Bitcoin and other major cryptocurrencies including ethereum and XRP have rocketed higher since crashing to their 2022 lows (as president Joe Biden and former president Donald Trump are warned “there’s only one way to save the U.S. dollar”).
The bitcoin price has climbed back to its previous all-time high of around $70,000 per bitcoin—and could be poised to go “parabolic” after traders spotted a surprise price pattern—while ethereum, XRP and other cryptocurrencies are braced for a Wall Street earthquake of their own.
Now, as Trump and Biden hurtle toward a bitcoin showdown, a potentially game-changing bill with a surprise crypto provision has been passed by a Senate committee, which could be the most important U.S. crypto policy ever if it becomes law.
The U.S. Senate select committee on intelligence’s funding package was recently waved through with an almost unnoticed crypto provision that would force crypto companies to collect more information about users or face being caught up in sanctions designed to prevent terrorism financing.
The passage, spotted by eagle-eyed reporters at Coindesk, would reportedly “speed and automate the process to sanction ‘foreign digital asset transaction facilitators’—including crypto exchanges—that are linked to users who support terrorism groups.”
The Intelligence Authorization Act (IAA) cleared the committee in a unanimous 17-0 vote though its crypto section wasn’t mentioned when senator Mark Warner, a Democratic lawmaker from Virginia and the committee’s chairman, announced the vote in a press release.
“This year’s bill enhances the IC’s [U.S. intelligence community] ability to identify and counter emerging technological threats posed by adversarial nations,” senator Warner wrote. “The IAA also designates foreign ransomware organizations as hostile cyber actors and ensures the IC has the tools it needs to counter economic coercion and illicit technology transfer.”
Bitcoin and crypto are often demanded by hackers as part of ransomware attacks.
However, crypto industry insiders polled by Coindesk say the provision is unlikely to survive the budget process.
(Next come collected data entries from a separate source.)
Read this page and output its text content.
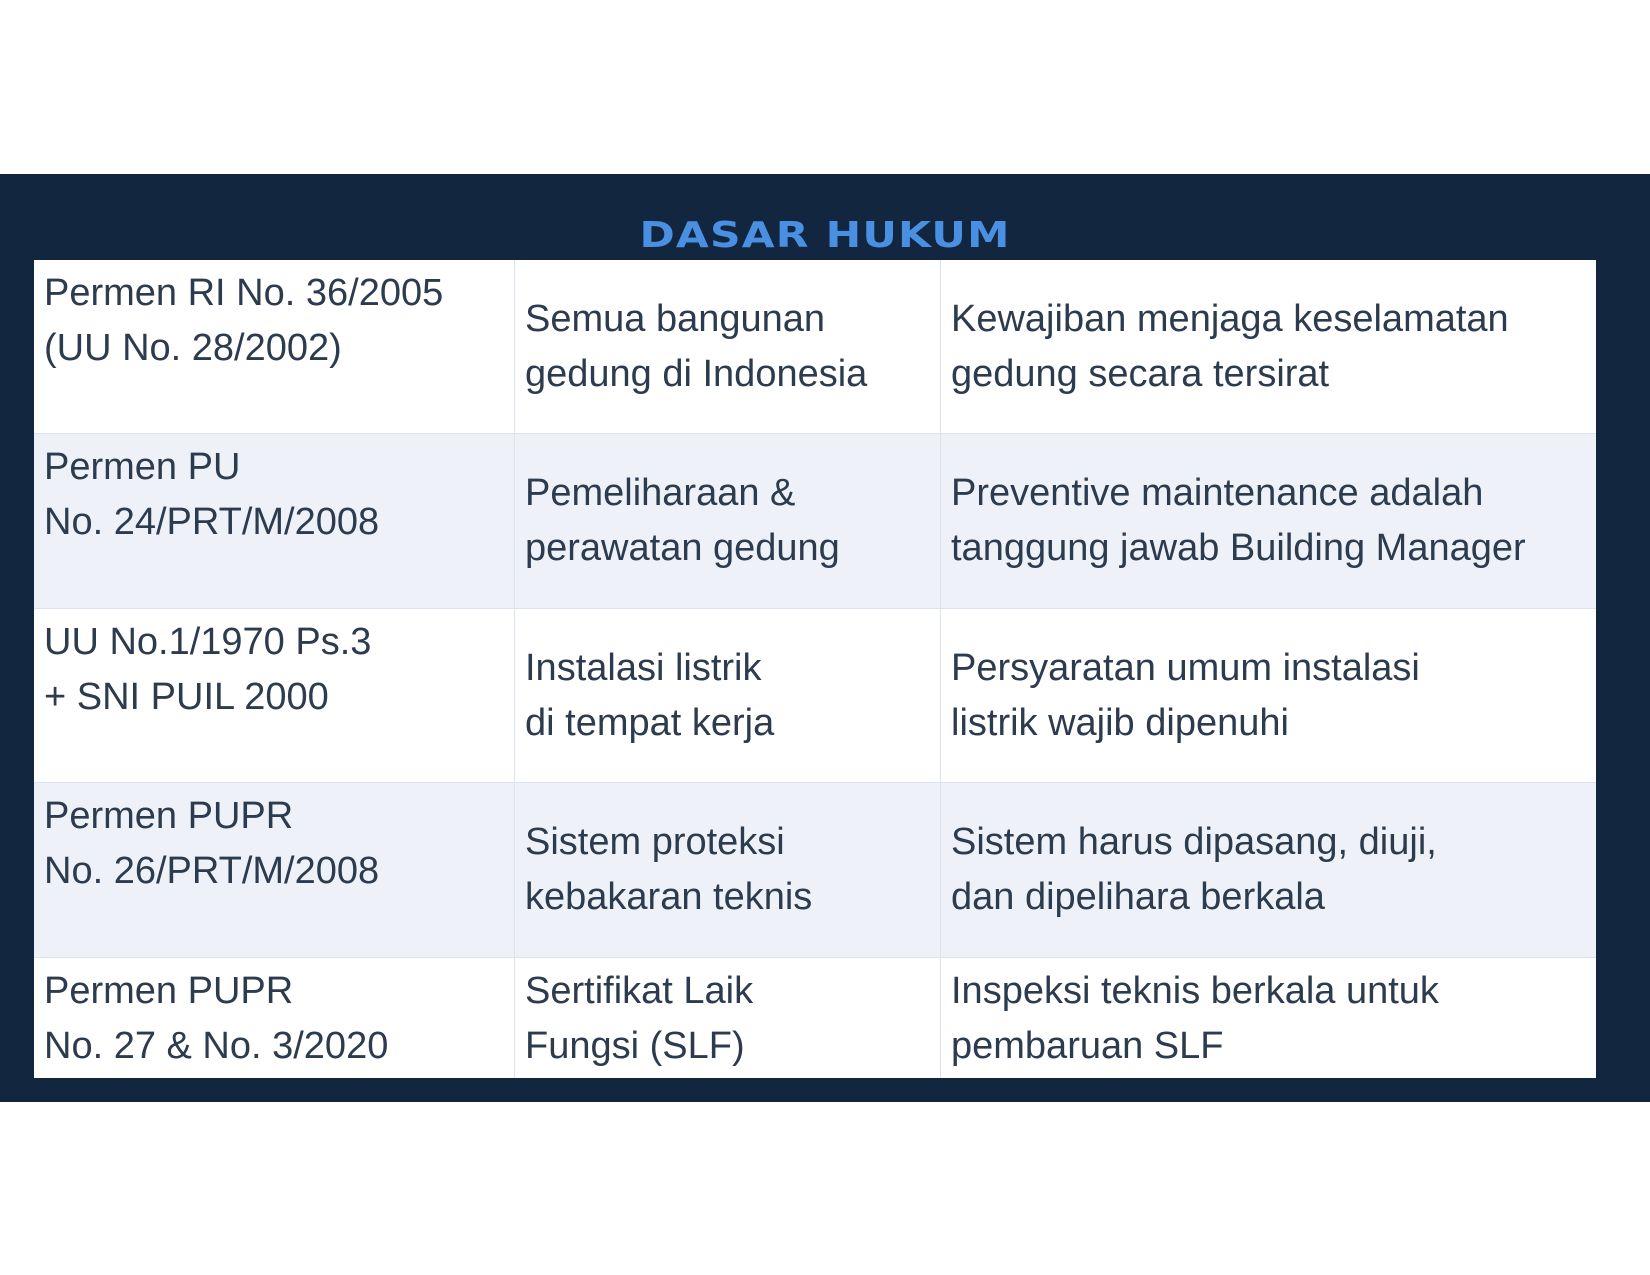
DASAR HUKUM
Permen RI No. 36/2005
(UU No. 28/2002)
Semua bangunan
gedung di Indonesia
Kewajiban menjaga keselamatan
gedung secara tersirat
Permen PU
No. 24/PRT/M/2008
Pemeliharaan &
perawatan gedung
Preventive maintenance adalah
tanggung jawab Building Manager
UU No.1/1970 Ps.3
+ SNI PUIL 2000
Instalasi listrik
di tempat kerja
Persyaratan umum instalasi
listrik wajib dipenuhi
Permen PUPR
No. 26/PRT/M/2008
Sistem proteksi
kebakaran teknis
Sistem harus dipasang, diuji,
dan dipelihara berkala
Permen PUPR
No. 27 & No. 3/2020
Sertifikat Laik
Fungsi (SLF)
Inspeksi teknis berkala untuk
pembaruan SLF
“I think it likely does get zapped out of the NDAA [National Defense Authorization Act] process given the immediate push back from the industry,” Cody Carbone, chief police officer for the Digital Chamber, told Coindesk.
Last month, the U.S. House of Representatives passed the Financial Innovation and Technology for the 21st Century Act known as Fit21 which split up responsibility for cryptocurrency regulation between the Securities and Exchange Commission (SEC) and the Commodities Futures Trading Commission (CFTC) and was broadly supported by crypto companies and pro-crypto lobby groups.
The Biden administration has sought to soften its attitude toward bitcoin and crypto in recent weeks after 2024 White House hopeful Donald Trump pledged his support to the crypto industry.
Last week, Trump reportedly went on a crypto charm offensive during a Silicon Valley fundraiser hosted by investors David Sacks and Chamath Palihapitiya, it was reported by Reuters.
The fundraiser, which sold top tickets for $250,000, was reportedly sold out and bagged Trump around $12 million.
“He said he would be the crypto president,” Trevor Traina, a San Francisco-based tech executive and former Trump ambassador to Austria, was quoted by the newswire, while Jacob Helberg, an adviser to data analytics company Palantir, said: “President Trump made clear that the Biden-Gensler crusade against crypto will grind to a halt within one hour of a second Trump administration,” referring to SEC chair Gary Gensler.
Trump has leaned into bitcoin and crypto in recent weeks after making millions from a series of crypto-based digital trading card non-fungible tokens (NFTs) and putting him starkly at odds with the Biden administrations anti-crypto stance. Trump declared support for crypto in late May and began accepting campaign donations in bitcoin, ethereum, solana, dogecoin and shiba inu.
“Crypto is such an obvious win,” Jason Calacanis, an investor who hosts the All In podcast alongside Sacks, Palihapitiya and David Friedberg, said on last week’s show, recorded ahead of the fundraiser.